Mice or mouses?

11-May-2012

I don’t consider myself to be particularly anal, except when it comes to my use of English. I hate to be corrected. So it was with a little irritation that I found myself being corrected in a meeting when talking in a general way about computer mouses. “Don’t you mean ‘mice’?” someone pointed out helpfully. “Erm, yes, I think so … er, hang on, isn’t it different for rodents and computers?” I stammered. The questioner was unconvinced.

Mice...

 

Which left me considering that most enduring of existential questions: What is the plural for a computer mouse? Simply admitting that I’d got the word wrong and accepting that mice was and is the only correct form of mouse would have been the sensible and easiest thing to do, allowing me to get on with my day. But the thought kept nagging at me – mice just didn’t sound right. I had to find out the truth.

At the point most normal people would say “Just let it go …”, I went where nearly all of us go when we’re looking for quick answers – the internet. And I was reassured to find that I was not alone in pondering this linguistic conundrum. There were discussion boards, random queries on Q & A sites and Wikipedia entries all dedicated to the problem.

Mouses?My search began with the origins of the mouse (in purely computing terms). I discovered that mouse was an acronym standing for “Manually Operated User Selection Equipment”. However, after a bit more reading, it turned out that this explanation was one applied retrospectively as a humorous acronym (or ‘back-ronym’ as someone suggested). The more prosaic origin came from the inventor of the computer mouse, Douglas Engelbart, who first coined the term mouse because he thought his invention looked like a mouse, with the lead resembling a tail. So, if the inventor of the computer mouse named it after the animal, logically the plural form would remain the same. One nil to the mice. This was not going well.

I then decided to do the Google test and typed “computer mouses” into the search. It returned 248,000 results. So far so good. I then typed “computer mice” into the search and waited. Nine million four hundred and ninety thousand results. Strike two to the mice. To fully test that this was not a freakish result (and for my own amusement, as well) I typed in “computer mousen” and “computer meese” and returned numerous results for those too. Clearly then, this had been a rubbish test and in the name of common sense (and not my own stubbornness), I decided to disregard these results.

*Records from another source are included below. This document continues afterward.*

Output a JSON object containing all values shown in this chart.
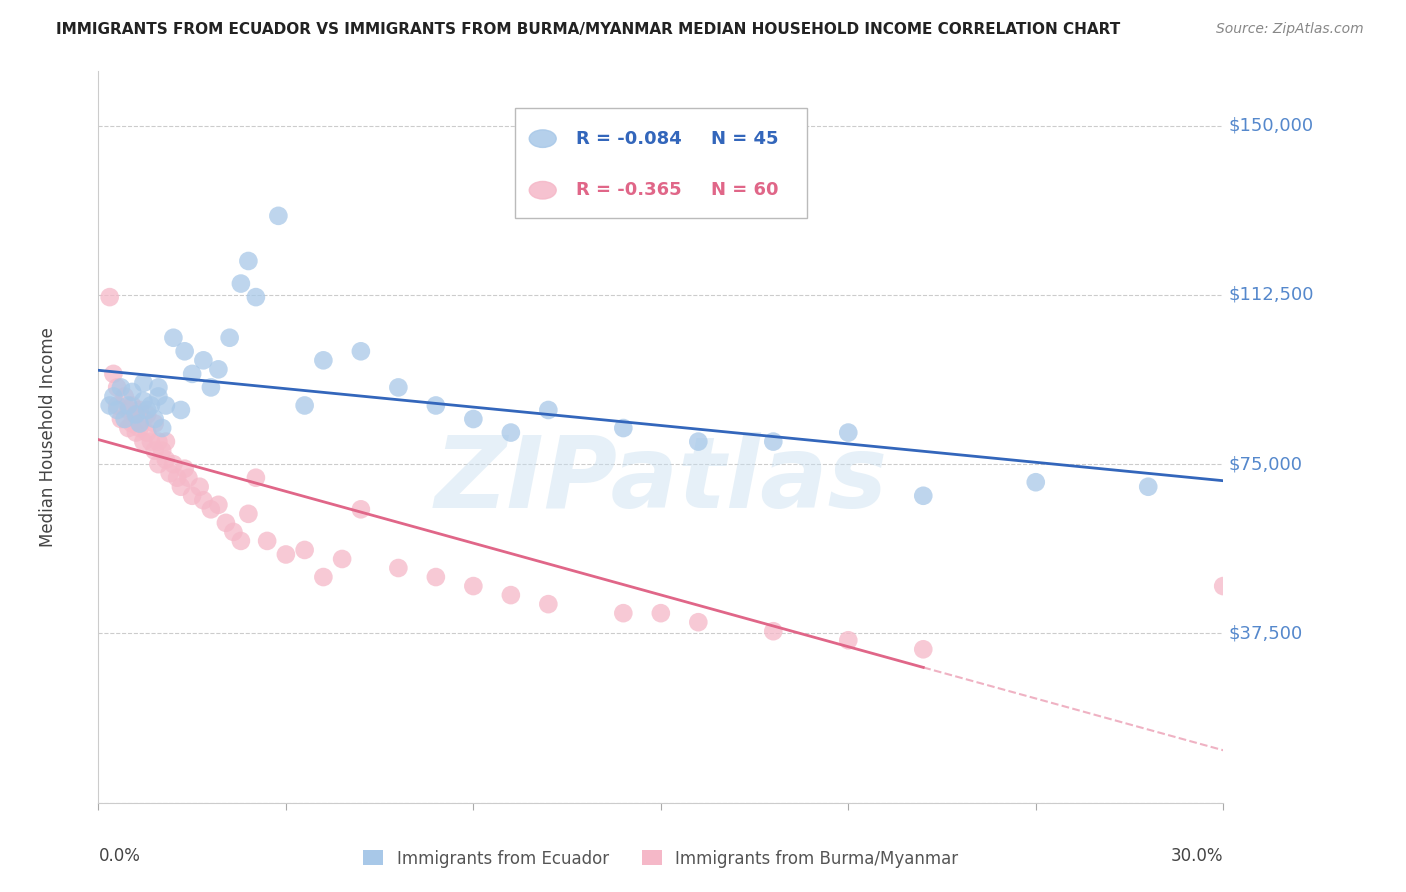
{
  "title": "IMMIGRANTS FROM ECUADOR VS IMMIGRANTS FROM BURMA/MYANMAR MEDIAN HOUSEHOLD INCOME CORRELATION CHART",
  "source": "Source: ZipAtlas.com",
  "ylabel": "Median Household Income",
  "yticks": [
    0,
    37500,
    75000,
    112500,
    150000
  ],
  "ytick_labels": [
    "",
    "$37,500",
    "$75,000",
    "$112,500",
    "$150,000"
  ],
  "ylim": [
    0,
    162000
  ],
  "xlim": [
    0.0,
    0.3
  ],
  "ecuador_color": "#a8c8e8",
  "ecuador_color_line": "#3366bb",
  "burma_color": "#f5b8c8",
  "burma_color_line": "#e06688",
  "legend_R_ecuador": "R = -0.084",
  "legend_N_ecuador": "N = 45",
  "legend_R_burma": "R = -0.365",
  "legend_N_burma": "N = 60",
  "watermark": "ZIPatlas",
  "ecuador_scatter_x": [
    0.003,
    0.004,
    0.005,
    0.006,
    0.007,
    0.008,
    0.009,
    0.01,
    0.011,
    0.012,
    0.012,
    0.013,
    0.014,
    0.015,
    0.016,
    0.016,
    0.017,
    0.018,
    0.02,
    0.022,
    0.023,
    0.025,
    0.028,
    0.03,
    0.032,
    0.035,
    0.038,
    0.04,
    0.042,
    0.048,
    0.055,
    0.06,
    0.07,
    0.08,
    0.09,
    0.1,
    0.11,
    0.12,
    0.14,
    0.16,
    0.18,
    0.2,
    0.22,
    0.25,
    0.28
  ],
  "ecuador_scatter_y": [
    88000,
    90000,
    87000,
    92000,
    85000,
    88000,
    91000,
    86000,
    84000,
    89000,
    93000,
    87000,
    88000,
    85000,
    90000,
    92000,
    83000,
    88000,
    103000,
    87000,
    100000,
    95000,
    98000,
    92000,
    96000,
    103000,
    115000,
    120000,
    112000,
    130000,
    88000,
    98000,
    100000,
    92000,
    88000,
    85000,
    82000,
    87000,
    83000,
    80000,
    80000,
    82000,
    68000,
    71000,
    70000
  ],
  "burma_scatter_x": [
    0.003,
    0.004,
    0.005,
    0.005,
    0.006,
    0.007,
    0.008,
    0.008,
    0.009,
    0.009,
    0.01,
    0.01,
    0.011,
    0.011,
    0.012,
    0.012,
    0.013,
    0.013,
    0.014,
    0.015,
    0.015,
    0.016,
    0.016,
    0.017,
    0.018,
    0.018,
    0.019,
    0.02,
    0.021,
    0.022,
    0.023,
    0.024,
    0.025,
    0.027,
    0.028,
    0.03,
    0.032,
    0.034,
    0.036,
    0.038,
    0.04,
    0.042,
    0.045,
    0.05,
    0.055,
    0.06,
    0.065,
    0.07,
    0.08,
    0.09,
    0.1,
    0.11,
    0.12,
    0.14,
    0.15,
    0.16,
    0.18,
    0.2,
    0.22,
    0.3
  ],
  "burma_scatter_y": [
    112000,
    95000,
    92000,
    88000,
    85000,
    90000,
    87000,
    83000,
    88000,
    84000,
    86000,
    82000,
    87000,
    83000,
    85000,
    80000,
    82000,
    86000,
    80000,
    84000,
    78000,
    80000,
    75000,
    78000,
    76000,
    80000,
    73000,
    75000,
    72000,
    70000,
    74000,
    72000,
    68000,
    70000,
    67000,
    65000,
    66000,
    62000,
    60000,
    58000,
    64000,
    72000,
    58000,
    55000,
    56000,
    50000,
    54000,
    65000,
    52000,
    50000,
    48000,
    46000,
    44000,
    42000,
    42000,
    40000,
    38000,
    36000,
    34000,
    48000
  ]
}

After a little more searching, I finally found a convincing linguistic argument supporting my case for mouses. The argument is this: the computer variety of mouse is a headless noun so the normal rules of pluralizing do not apply. In other words, when the noun is used in a context separate from its most common meaning it does not need to follow the same rules of pluralizing. Let’s take the example of the Toronto Maple Leafs. A maple leaf is a type of leaf and the plural of leaf is leaves so maple leaves takes the common plural form. However, The Toronto Maple Leafs are an Ice Hockey team, not a variety of leaf, so pluralizing them as Leafs is acceptable. And it was common usage (not to mention the team’s choice) that has determined that theToronto ice hockey team will be known as the Maple Leafs and not the Maples Leaves.

Further searches also uncovered the fact that computer manufacturers generally call computer mouses ‘mouse devices’ as a way of steadfastly avoiding this pluralizing problem.

So, after all that, I decided that I had been proven right … sort of. In the process, though, I’d discovered that maybe I was a bit more anal than I realized. But after spending more time than can be considered reasonable to prove a point, I’ve decided to leave it up to others to decide which term is right.

So, mice or mouses – which side are you on?